ニューヨークのスタートアップ事情

せっかくニューヨークに来たので、こちらのアントレプレナーの方々にお話を聞いてきました!話をしていくうちに、サンフランシスコ・シリコンバレーの起業環境とニューヨークの環境とで異なる部分が見えてきました。アメリカに拠点を構えようという方々で、どの地を選ぶか迷っている方は、ご参考までに。

1.エンジニアのコストが安い

一番驚いたのが、ニューヨークのスタートアップのエンジニアの費用です。シリコンバレーの相場観と比べ2割ほど安い感じでした。実際、AngelListで調べてみても、ニューヨークのDeveloperの給与の中央値は$100-109Kなのに対し、サンフランシスコ・シリコンバレーの中央値は$120-129Kです。さらに、とあるスタートアップでは、コロンビアなど有名大学でエンジニアリングを学んでいる学生を、インターンとして無給・エクイティなしで雇えているとのこと。無給・エクイティなしのインターンは、シリコンバレーではあまり聞いたことがありません。

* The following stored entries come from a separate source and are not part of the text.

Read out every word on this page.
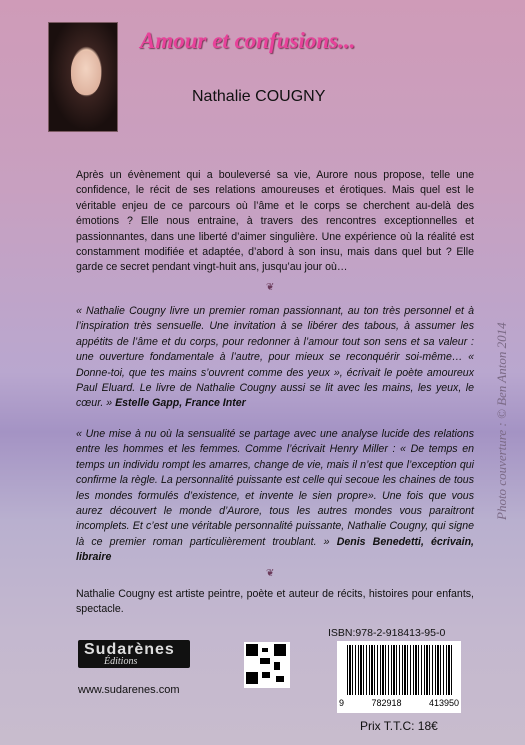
Amour et confusions...
Nathalie COUGNY
Après un évènement qui a bouleversé sa vie, Aurore nous propose, telle une confidence, le récit de ses relations amoureuses et érotiques. Mais quel est le véritable enjeu de ce parcours où l’âme et le corps se cherchent au-delà des émotions ? Elle nous entraine, à travers des rencontres exceptionnelles et passionnantes, dans une liberté d’aimer singulière. Une expérience où la réalité est constamment modifiée et adaptée, d’abord à son insu, mais dans quel but ? Elle garde ce secret pendant vingt-huit ans, jusqu’au jour où…
❦
« Nathalie Cougny livre un premier roman passionnant, au ton très personnel et à l’inspiration très sensuelle. Une invitation à se libérer des tabous, à assumer les appétits de l’âme et du corps, pour redonner à l’amour tout son sens et sa valeur : une ouverture fondamentale à l’autre, pour mieux se reconquérir soi-même… « Donne-toi, que tes mains s’ouvrent comme des yeux », écrivait le poète amoureux Paul Eluard. Le livre de Nathalie Cougny aussi se lit avec les mains, les yeux, le cœur. » Estelle Gapp, France Inter
« Une mise à nu où la sensualité se partage avec une analyse lucide des relations entre les hommes et les femmes. Comme l’écrivait Henry Miller : « De temps en temps un individu rompt les amarres, change de vie, mais il n’est que l’exception qui confirme la règle. La personnalité puissante est celle qui secoue les chaines de tous les mondes formulés d’existence, et invente le sien propre». Une fois que vous aurez découvert le monde d’Aurore, tous les autres mondes vous paraitront incomplets. Et c’est une véritable personnalité puissante, Nathalie Cougny, qui signe là ce premier roman particulièrement troublant. » Denis Benedetti, écrivain, libraire
❦
Nathalie Cougny est artiste peintre, poète et auteur de récits, histoires pour enfants, spectacle.
Photo couverture : © Ben Anton 2014
Sudarènes
Éditions
www.sudarenes.com
ISBN:978-2-918413-95-0
9	782918	413950
Prix T.T.C: 18€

2.投資家・VCへのアクセスはシリコンバレーほどよくない

シリコンバレーにはVCが数多く存在する一方で、ニューヨークにはまだVCはシリコンバレーほどは存在していません。また、VCのマインドセットも東海岸特有のものがあり、「リスクをとって100に1つの大当たりを目指しにいく」シリコンバレーのVCに比して、ニューヨークのVCは比較的安定感のあるスタートアップを投資先に選ぶそうです。こちらのNew York Timesの記事からも、ニューヨークのVCファンディングは、件数でも(272 deals vs 506 deals)、サイズでも($11M/deal vs. $18M/deal)、サンフランシスコに比して少ないことが分かります。ニューヨークのアントレプレナー達は、エンジニアにお金をかけすぎなくてすむ代わりに、資金調達の面では苦労していることも多いようです。

3.女性のスタートアップがおおい

VCの仕切るスタートアップの世界では、以前書いたように、女性起業家は圧倒的にすくないのですが、そんな中でもニューヨークではサンフランシスコ・シリコンバレーに比べ、女性の割合がずっと高いように感じました。Startup Businessによると、ニューヨークの女性の起業家率はシリコンバレーの2倍とのことです。

もし、あなたがアメリカのスタートアップに就職を目指すエンジニアであれば、間違いなくニューヨークでなくシリコンバレーを選ぶべきでしょう。一方で、あなたがアントレプレナーで、エンジニアの費用以外は初期投資が少ないビジネスモデルなのであれば、ニューヨークで少ない費用でVCマネーを入れずに起業するのもありかもしれません。